Finding only one of the three prongs met (that the transaction was an “acquisition”), the Court sided with Harman. The Court noted that increasing deal consideration is not a remedy available to plaintiffs alleging violations of the federal securities laws’ proxy statement rules. A “bare request of relief for inadequate price isn’t enough; the court in the underlying action must also be authorized to remedy the inadequate deal price under the claims raised.” Further, the settlement did not itself represent an effective increase in the consideration for the transaction and the parties acknowledged that the settlement “was based solely on the conclusion that further conduct of the Litigation would be protracted and expensive.” Satisfied with this rationale, the Court found that “[a]voiding the cost of further litigation is a valid reason to settle and the Court has no reason to believe this reasoning was pretextual.” Although the plaintiff stockholders did not present any evidence of true value or an adequate sales price, the Court estimated, based on the complaint, that a potential appraisal calculation could net over $279 million in damages for the class and held that the $28 million settlement price more closely resembled the legal fees saved.
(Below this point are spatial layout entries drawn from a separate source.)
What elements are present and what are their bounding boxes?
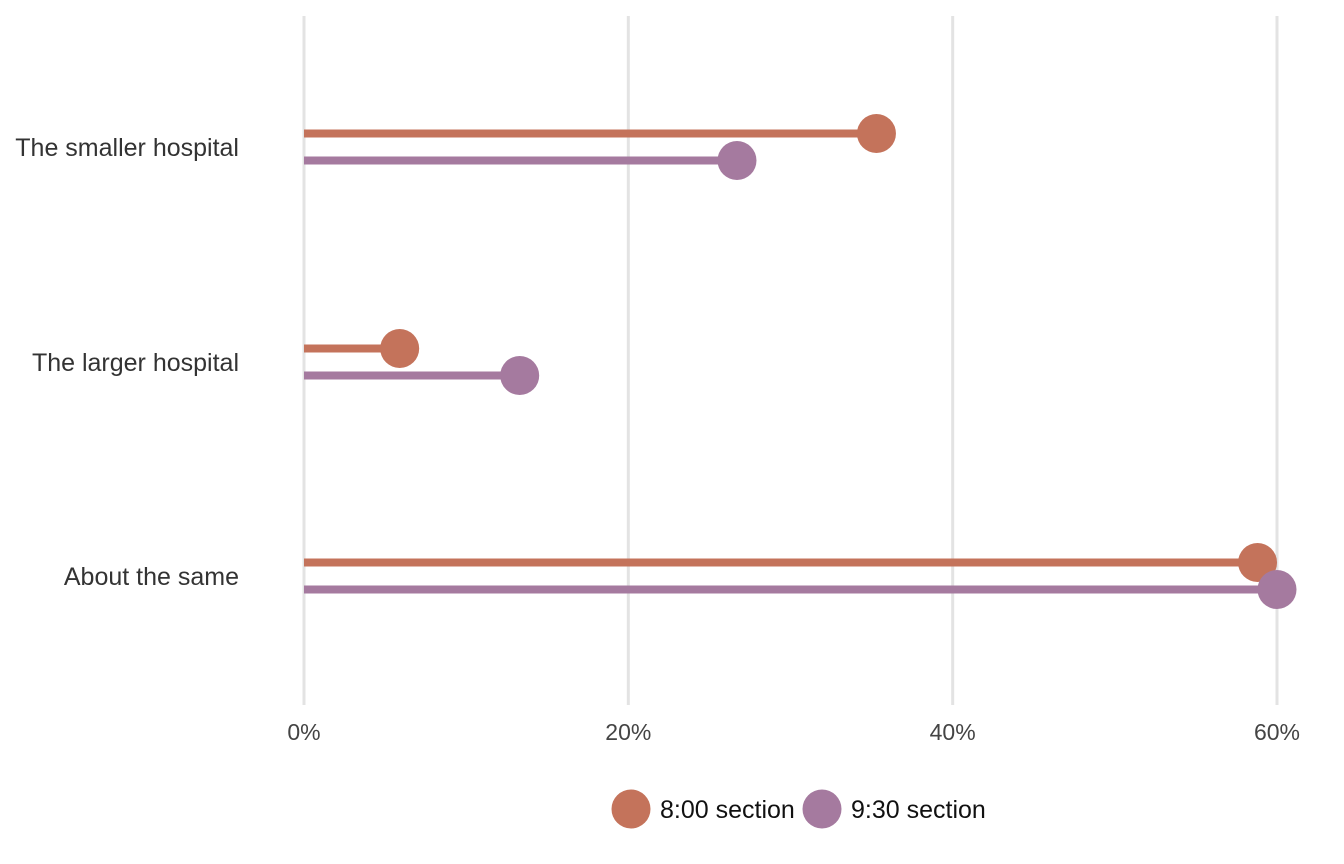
legend: 8:00 section 9:30 section (611, 789, 986, 829)
x-tick-label-0: 0% (287, 719, 320, 745)
dot-8-00-section-the-smaller-hospital (856, 114, 896, 153)
x-tick-label-40: 40% (930, 719, 976, 745)
dot-9-30-section-about-the-same (1257, 570, 1297, 609)
dot-9-30-section-the-larger-hospital (500, 356, 540, 395)
dot-8-00-section-the-larger-hospital (380, 329, 420, 368)
x-axis-ticks: 0% 20% 40% 60% (287, 719, 1300, 745)
legend-label-9-30-section: 9:30 section (851, 796, 986, 824)
chart-marks (304, 114, 1297, 609)
dot-8-00-section-about-the-same (1238, 543, 1278, 582)
category-label-the-smaller-hospital: The smaller hospital (15, 134, 239, 162)
legend-swatch-8-00-section (611, 789, 651, 829)
x-tick-label-20: 20% (605, 719, 651, 745)
x-tick-label-60: 60% (1254, 719, 1300, 745)
category-labels: The smaller hospital The larger hospital A… (15, 134, 239, 591)
dot-9-30-section-the-smaller-hospital (717, 141, 757, 180)
category-label-the-larger-hospital: The larger hospital (32, 349, 239, 377)
legend-label-8-00-section: 8:00 section (660, 796, 795, 824)
legend-swatch-9-30-section (802, 789, 842, 829)
category-label-about-the-same: About the same (64, 563, 239, 591)
grid-lines (302, 16, 1279, 705)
These decisions in Harman and Viacom exhibit Delaware’s bent toward insureds and permitting insurers to use bump-up exclusions only in limited circumstances. Although the Court in Harman gave deference to the reasons stated by Harman in the stipulation of settlement and litigation documents (to which the insurer was not a party), the opinion notes that it did so because the Court did not believe the reasons stated in such documents were pretextual. There is no guarantee that Delaware courts will give similar weight to settlement documents in future litigation. Going forward, D&O insurers and insured companies alike should carefully draft and negotiate bump-up exclusions in their D&O policies to eliminate ambiguity.